Government statistics released Thursday have given hard numbers to what we already knew.

The recession has taken its toll on residents of the San Bernardino-Riverside counties.

The per capita personal income of the Riverside/San Bernardino/Ontario Metropolitan Statistical Area dipped 2.8 percent in 2009 from 2008 levels.

For total personal income – which some economists say is the more meaningful of the two numbers – the decline was 1.6 percent.

With the Inland Empire region’s loss of 91,000 jobs in 2008 and 2009, the numbers are “not surprising,” said Esmael Adibi, director of the A. Gary Anderson Center for Economic Research at Chapman University in Orange.

Adibi prefers to look at the total personal income because the per capita income would be diluted by the region’s large numbers of children.

Personal income includes income from wages and personal businesses as well as interest and dividend income, he said.

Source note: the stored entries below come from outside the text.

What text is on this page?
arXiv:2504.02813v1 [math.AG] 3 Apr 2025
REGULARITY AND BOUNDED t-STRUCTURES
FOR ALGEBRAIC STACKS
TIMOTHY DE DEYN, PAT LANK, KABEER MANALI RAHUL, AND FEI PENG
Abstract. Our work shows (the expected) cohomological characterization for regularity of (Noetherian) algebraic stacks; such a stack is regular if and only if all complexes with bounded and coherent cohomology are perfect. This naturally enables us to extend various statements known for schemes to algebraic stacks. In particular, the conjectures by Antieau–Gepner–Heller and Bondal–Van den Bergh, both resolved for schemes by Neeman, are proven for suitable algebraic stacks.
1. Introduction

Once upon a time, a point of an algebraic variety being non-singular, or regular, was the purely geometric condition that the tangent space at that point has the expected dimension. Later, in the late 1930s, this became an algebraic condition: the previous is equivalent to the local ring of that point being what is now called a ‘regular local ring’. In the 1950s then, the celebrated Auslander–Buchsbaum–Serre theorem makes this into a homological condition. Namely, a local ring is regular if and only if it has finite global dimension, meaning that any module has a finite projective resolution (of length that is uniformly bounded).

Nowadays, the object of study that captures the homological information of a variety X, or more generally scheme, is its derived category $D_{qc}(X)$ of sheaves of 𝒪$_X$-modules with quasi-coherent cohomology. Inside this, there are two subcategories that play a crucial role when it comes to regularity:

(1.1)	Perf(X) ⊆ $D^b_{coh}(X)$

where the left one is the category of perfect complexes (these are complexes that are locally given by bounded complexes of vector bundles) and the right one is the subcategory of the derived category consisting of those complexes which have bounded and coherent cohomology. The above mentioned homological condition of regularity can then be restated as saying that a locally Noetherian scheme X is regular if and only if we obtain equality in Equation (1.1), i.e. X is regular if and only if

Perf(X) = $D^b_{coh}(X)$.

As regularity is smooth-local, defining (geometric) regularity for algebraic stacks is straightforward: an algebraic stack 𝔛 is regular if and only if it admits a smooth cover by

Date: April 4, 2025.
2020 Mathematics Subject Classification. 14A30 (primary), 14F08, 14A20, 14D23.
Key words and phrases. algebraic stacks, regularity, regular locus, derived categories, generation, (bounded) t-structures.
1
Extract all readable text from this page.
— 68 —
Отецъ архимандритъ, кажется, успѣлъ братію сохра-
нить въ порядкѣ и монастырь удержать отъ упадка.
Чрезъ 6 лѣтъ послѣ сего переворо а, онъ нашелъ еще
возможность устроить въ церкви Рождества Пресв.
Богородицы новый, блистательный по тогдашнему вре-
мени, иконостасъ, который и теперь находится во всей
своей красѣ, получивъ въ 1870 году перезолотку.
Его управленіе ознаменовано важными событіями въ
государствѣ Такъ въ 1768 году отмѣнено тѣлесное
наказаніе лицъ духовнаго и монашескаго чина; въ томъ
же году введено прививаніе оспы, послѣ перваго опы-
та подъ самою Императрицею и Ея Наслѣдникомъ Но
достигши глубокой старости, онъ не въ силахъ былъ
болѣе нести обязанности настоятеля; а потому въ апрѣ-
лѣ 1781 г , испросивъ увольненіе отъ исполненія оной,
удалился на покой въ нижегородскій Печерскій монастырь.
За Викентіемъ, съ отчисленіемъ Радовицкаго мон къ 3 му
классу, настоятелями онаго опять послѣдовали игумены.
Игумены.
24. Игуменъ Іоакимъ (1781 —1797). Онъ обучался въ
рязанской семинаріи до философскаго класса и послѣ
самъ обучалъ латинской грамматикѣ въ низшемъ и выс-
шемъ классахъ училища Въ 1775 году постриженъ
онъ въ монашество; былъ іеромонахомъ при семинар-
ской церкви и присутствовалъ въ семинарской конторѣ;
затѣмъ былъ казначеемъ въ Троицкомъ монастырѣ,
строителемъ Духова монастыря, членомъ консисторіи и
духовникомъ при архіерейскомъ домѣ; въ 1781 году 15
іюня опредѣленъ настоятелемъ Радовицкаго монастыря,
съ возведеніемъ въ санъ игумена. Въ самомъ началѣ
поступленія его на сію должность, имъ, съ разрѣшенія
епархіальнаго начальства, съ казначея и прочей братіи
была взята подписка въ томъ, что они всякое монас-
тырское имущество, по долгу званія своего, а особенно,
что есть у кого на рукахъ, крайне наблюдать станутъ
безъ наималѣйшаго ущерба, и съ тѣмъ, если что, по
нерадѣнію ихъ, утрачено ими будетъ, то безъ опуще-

Contrasting the new government findings with the go-go years of the past decade, Adibi noted that in 2006, total personal income grew 7.7 percent higher than in 2005.

“This is historical confirmation of what we already knew anyway, but it is still actually, quite, quite depressing,” said Johannes Moenius, associate professor at the University of Redlands’ Institute for Spacial Economic Analysis.

Moenius said that projecting these numbers forward into today’s world of rising gasoline and food prices, means Inland Empire residents are facing some serious hardships.

Incomes for 2010 and 2011 are not likely to be significantly different from the 2009 reading, he said, meaning that area residents are facing these vigorous price hikes with weakened financial resources, he said.

And the prospect of a weakening dollar could translate into fewer imports, which could hurt the region’s large warehousing and distribution network, he said.

Additionally, the area is weak in the number of people with college degrees and those with bachelors and masters degrees tend to be more insulated from downward economic pressures.

“I am not going to say this region is in a downward spiral – not yet – but it is going to be very difficult to pull out of this (economic slump),” Moenius said.

In 1999, the per capita personal income level for the Riverside-San Bernardino-Ontario metro area was $22,452 and ranked 283rd in the United States.

In 2009, the region had a per capita personal income level of $29,680 for a ranking of 330th out of 366 Metropolitan Statistical Areas in the nation.

In 2009, the region had total personal income of nearly $123 billion, for a ranking of 18th in the United States, up from 21st in the nation in 1999, when the region’s total personal income was $71.6 billion.

The growth of this number was propelled by the influx of people, for a population growth rate far higher than the rest of the nation, said John Husing, a Redlands-based economist who studies this region.

In terms of population, the region ranked 14 out of the 366 MSAs in 2009.